The/app/release_MitoZ_v2.3/bin/profiles/MT_database/Arthropoda_CDS_protein.fa. (check https://github.com/linzhi2013/MitoZ/issues/79 for how to do it)

For udocker or docker, you can shell into the container and change this file, and run your analysis. However, keep in mind that, in this way, when the container is shut down, any changes to the container are lost.
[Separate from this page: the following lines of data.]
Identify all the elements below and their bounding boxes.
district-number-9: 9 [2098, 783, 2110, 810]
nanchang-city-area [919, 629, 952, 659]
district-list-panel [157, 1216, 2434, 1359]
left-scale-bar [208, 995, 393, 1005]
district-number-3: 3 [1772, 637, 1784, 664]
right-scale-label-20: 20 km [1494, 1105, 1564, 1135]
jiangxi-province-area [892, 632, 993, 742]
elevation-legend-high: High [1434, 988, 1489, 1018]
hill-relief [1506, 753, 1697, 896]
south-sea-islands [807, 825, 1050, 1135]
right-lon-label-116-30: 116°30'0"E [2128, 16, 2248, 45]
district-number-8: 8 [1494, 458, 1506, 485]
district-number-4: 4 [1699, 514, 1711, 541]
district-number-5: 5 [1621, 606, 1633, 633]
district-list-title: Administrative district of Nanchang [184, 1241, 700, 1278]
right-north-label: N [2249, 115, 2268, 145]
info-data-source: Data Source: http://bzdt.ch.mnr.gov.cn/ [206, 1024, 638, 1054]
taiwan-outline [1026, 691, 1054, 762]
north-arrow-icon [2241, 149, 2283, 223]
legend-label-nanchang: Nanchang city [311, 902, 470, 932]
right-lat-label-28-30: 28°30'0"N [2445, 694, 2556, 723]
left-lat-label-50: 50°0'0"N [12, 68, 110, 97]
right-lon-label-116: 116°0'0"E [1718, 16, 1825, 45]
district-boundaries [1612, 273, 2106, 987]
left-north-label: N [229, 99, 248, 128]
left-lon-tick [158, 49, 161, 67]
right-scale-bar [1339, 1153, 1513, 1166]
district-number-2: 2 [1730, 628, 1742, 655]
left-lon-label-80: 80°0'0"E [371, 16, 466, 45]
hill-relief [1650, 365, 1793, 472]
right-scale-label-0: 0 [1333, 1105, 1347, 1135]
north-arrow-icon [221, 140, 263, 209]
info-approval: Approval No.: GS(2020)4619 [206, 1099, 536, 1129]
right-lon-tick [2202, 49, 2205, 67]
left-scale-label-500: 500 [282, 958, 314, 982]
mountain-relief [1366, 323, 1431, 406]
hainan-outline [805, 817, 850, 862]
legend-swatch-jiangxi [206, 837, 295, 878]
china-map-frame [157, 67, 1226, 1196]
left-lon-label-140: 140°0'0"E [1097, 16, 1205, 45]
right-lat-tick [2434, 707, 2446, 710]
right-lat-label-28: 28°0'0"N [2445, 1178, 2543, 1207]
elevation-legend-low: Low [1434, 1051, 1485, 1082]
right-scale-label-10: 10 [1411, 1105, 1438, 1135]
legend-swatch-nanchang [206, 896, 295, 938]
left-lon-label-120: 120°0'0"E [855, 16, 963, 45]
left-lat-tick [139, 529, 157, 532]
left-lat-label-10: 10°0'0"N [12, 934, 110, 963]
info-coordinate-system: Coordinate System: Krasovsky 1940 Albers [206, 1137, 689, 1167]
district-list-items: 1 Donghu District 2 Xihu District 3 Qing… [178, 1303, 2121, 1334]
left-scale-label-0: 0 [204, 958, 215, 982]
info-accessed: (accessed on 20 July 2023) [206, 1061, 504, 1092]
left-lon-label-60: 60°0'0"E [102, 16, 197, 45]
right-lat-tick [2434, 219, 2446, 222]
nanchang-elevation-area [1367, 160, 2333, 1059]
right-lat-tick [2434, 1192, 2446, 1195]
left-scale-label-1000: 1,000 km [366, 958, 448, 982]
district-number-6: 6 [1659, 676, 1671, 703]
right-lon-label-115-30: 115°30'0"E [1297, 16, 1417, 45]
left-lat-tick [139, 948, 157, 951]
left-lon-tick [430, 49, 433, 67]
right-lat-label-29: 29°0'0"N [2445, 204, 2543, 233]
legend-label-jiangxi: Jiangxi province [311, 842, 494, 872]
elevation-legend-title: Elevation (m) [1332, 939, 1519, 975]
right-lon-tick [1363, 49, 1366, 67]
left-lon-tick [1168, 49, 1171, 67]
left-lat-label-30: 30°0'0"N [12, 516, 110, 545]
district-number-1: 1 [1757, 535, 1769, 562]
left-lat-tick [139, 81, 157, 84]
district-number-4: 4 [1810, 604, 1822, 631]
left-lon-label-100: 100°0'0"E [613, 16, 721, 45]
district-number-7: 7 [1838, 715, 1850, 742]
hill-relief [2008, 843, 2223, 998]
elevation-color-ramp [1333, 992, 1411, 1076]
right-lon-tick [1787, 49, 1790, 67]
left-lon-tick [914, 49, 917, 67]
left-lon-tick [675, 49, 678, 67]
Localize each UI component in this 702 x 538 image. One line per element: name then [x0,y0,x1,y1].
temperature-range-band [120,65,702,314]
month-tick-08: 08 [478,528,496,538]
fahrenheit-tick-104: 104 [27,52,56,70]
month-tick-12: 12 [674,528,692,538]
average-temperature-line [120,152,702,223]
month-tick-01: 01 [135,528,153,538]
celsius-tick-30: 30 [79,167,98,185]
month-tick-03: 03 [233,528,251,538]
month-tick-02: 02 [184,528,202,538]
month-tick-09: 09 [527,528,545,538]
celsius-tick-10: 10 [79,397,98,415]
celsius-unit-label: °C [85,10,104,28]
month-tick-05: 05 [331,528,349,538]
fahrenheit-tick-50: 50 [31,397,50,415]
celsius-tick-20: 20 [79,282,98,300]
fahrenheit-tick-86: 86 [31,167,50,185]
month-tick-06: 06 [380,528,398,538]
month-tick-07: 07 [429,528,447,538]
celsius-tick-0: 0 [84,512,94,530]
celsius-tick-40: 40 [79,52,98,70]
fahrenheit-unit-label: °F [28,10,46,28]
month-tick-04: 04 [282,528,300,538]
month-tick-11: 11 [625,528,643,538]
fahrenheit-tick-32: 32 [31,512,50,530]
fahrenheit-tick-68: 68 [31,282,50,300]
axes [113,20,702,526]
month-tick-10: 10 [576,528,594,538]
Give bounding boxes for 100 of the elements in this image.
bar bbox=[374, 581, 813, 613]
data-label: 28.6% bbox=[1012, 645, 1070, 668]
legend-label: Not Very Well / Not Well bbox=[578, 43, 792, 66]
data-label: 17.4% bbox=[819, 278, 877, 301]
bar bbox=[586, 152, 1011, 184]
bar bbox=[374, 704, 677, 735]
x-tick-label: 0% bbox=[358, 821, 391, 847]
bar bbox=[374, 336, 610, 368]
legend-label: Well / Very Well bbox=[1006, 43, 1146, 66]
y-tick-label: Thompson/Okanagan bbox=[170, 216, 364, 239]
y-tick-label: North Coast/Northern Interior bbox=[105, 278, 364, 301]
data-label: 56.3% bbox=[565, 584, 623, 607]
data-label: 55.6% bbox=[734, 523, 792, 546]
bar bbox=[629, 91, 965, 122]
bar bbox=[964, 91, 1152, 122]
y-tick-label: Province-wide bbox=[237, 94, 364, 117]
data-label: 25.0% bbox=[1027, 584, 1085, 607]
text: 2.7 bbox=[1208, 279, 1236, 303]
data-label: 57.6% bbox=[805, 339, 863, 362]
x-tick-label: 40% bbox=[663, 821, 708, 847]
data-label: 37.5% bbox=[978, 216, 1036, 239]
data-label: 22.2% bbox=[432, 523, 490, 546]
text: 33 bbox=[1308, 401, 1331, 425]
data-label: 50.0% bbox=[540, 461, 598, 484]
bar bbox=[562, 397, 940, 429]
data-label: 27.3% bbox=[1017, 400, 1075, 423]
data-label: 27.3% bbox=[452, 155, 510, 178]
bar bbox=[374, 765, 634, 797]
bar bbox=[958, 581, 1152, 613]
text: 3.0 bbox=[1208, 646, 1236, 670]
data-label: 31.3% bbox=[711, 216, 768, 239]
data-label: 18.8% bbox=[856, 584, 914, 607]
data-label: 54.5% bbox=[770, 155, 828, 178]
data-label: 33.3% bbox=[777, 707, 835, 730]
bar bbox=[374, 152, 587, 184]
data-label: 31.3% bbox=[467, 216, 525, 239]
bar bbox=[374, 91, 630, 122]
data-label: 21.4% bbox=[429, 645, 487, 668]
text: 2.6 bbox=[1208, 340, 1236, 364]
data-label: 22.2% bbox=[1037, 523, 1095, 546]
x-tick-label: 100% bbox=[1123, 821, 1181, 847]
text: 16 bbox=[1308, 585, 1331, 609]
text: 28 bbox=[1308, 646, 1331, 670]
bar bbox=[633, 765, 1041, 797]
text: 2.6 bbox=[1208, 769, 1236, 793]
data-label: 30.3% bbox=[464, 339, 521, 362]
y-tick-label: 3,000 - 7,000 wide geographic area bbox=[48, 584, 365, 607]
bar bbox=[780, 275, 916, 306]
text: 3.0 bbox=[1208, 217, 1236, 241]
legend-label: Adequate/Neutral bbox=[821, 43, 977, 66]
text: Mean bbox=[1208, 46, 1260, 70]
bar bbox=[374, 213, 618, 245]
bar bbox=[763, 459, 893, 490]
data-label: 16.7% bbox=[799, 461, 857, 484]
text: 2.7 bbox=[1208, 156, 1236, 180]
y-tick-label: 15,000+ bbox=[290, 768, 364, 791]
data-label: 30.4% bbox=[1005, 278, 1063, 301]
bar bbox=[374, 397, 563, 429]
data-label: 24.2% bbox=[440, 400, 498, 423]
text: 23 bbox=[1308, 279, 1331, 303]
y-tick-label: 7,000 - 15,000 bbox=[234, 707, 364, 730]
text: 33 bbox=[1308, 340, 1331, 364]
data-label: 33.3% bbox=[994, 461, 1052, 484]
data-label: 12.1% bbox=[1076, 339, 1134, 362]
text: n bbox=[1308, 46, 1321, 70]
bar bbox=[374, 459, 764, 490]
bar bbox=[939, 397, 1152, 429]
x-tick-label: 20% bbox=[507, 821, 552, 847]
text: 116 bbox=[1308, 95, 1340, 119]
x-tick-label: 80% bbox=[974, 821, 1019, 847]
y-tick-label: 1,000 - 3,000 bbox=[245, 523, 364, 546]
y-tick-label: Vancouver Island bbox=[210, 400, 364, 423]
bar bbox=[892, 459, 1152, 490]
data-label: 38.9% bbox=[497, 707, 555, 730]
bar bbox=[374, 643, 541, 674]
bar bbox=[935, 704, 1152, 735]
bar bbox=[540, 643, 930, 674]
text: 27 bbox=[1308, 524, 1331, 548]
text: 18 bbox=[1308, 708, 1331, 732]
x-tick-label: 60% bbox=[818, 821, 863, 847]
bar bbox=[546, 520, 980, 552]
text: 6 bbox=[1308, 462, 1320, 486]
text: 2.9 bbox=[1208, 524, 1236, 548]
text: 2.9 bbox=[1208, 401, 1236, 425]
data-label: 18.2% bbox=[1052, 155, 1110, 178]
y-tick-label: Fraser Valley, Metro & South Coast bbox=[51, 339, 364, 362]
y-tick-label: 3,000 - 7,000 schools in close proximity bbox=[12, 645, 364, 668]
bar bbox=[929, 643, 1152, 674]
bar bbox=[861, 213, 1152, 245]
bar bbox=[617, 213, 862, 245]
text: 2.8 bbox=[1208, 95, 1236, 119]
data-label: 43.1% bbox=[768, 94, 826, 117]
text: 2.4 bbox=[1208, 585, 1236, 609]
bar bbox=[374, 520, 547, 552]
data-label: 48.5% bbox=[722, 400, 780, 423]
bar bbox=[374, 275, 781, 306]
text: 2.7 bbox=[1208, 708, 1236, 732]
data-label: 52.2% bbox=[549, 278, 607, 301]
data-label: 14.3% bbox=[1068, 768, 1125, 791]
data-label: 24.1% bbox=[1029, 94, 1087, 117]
The sequencing depth at the beginning of your mitogenome is abnormal, please have a look at your sequence content of this region, if it is normal, then the whole thing is fine.

Cheers

jhcaddisfly commented 2 years ago

Thank you for your quick answer!!!! How can I look at the sequence content of this region? My data looks like this for all my mitogenomes.

All the best, Jacqueline

linzhi2013 commented 2 years ago

the work91.mitogenome.fa is just a plain text file, you can use the less command to check the sequence. or open it with a program like MEGA X, or Ugene, or any text editor.